Selim İLERİ: Türk edebiyatının önemli isimlerinden, birçok eseriyle akıllara yer edinmiş olan Selim İLERİ ilk eserini yayımlattığında sadece 23 yaşındaydı.
Bu örneklerin ardından yazmak için herhangi bir zamanı beklemenize gerek yok. Yazmak sizin hayatta nasıl “demlendiğinize” bağlı bir durumdur. Kısık ateşte demlenirseniz ilerleyen yaşlarda güçlü eserler yazabilirsiniz. Fakat hayat bazen ocağın altını çok açmış olabilir.
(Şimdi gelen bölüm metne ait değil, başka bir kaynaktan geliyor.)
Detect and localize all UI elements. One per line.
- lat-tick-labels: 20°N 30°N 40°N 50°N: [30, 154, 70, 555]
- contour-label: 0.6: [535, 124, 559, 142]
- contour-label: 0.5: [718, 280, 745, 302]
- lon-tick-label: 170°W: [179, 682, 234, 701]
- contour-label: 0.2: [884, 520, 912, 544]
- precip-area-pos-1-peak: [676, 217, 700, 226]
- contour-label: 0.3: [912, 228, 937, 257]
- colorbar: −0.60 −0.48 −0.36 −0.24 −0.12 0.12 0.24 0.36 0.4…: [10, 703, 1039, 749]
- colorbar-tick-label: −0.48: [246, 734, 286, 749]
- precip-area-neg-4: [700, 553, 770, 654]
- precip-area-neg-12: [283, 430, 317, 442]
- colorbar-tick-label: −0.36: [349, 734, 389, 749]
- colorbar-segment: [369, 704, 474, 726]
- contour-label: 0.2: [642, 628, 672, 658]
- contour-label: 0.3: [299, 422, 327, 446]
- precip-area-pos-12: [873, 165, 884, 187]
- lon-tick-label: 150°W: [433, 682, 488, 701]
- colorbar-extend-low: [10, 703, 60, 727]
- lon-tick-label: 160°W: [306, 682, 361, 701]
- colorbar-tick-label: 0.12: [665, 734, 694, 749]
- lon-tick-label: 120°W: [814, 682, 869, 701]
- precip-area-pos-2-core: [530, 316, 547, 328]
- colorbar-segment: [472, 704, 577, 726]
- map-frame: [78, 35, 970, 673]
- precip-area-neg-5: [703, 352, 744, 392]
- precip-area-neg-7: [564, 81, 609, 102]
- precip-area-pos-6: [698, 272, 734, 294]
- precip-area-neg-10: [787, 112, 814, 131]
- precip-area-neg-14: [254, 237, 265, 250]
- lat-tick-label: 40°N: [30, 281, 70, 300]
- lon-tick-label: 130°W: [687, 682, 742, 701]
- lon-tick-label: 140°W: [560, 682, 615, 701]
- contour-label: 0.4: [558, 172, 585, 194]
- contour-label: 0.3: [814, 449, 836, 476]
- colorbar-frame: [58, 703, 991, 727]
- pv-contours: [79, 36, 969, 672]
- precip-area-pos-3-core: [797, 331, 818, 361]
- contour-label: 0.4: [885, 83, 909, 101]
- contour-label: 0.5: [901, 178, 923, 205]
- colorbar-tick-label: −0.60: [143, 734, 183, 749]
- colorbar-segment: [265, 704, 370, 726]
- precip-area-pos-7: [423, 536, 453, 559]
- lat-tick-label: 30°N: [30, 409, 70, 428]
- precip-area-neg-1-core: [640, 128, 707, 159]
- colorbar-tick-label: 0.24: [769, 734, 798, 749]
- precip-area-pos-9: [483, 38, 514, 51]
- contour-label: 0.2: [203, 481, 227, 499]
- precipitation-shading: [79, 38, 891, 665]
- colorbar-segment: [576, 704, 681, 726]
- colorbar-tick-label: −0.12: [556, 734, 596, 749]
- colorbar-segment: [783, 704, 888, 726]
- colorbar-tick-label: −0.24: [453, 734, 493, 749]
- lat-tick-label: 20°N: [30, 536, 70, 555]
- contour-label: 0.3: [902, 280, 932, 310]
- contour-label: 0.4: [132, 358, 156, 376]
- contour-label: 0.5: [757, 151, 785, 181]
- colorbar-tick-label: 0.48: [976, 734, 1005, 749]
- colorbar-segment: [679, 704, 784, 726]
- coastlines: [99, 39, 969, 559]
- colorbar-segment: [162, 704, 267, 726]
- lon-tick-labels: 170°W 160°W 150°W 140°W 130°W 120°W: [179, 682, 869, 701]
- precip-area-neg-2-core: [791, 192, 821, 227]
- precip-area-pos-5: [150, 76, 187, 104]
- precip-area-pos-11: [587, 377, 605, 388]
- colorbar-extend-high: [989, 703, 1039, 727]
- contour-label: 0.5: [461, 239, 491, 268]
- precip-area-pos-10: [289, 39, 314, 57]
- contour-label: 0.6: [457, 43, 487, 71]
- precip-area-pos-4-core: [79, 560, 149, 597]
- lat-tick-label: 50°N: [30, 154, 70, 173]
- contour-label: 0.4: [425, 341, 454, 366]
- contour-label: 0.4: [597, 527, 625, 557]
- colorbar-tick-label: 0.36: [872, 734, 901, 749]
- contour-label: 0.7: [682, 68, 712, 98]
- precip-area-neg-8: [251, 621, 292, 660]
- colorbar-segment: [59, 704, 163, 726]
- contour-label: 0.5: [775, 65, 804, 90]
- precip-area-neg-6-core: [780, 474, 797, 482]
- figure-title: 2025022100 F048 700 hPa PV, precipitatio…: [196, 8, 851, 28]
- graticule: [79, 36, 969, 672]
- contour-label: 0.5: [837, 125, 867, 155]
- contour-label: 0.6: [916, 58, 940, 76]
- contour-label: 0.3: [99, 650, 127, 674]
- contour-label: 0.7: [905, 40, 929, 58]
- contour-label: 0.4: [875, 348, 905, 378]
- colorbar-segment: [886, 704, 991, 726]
Eğer siz de hayat tarafından ocağının altı açılmış olanlardansanız ve hızlıca pişmişseniz genç yaşta güçlü eserler yazabilmeniz için önünüzde hiçbir engel yok!
Sonuç olarak yazmak, hayat boyunca devam edecek bir süreçtir. İnsan yaşamını ilmek ilmek ördüğü gibi yazarlık niteliğini de hayatı boyunca yaşadıklarıyla, okuduklarıyla ilmek ilmek örmektedir. Yaşamak için yazmak, yazmak için yaşamak gerekir!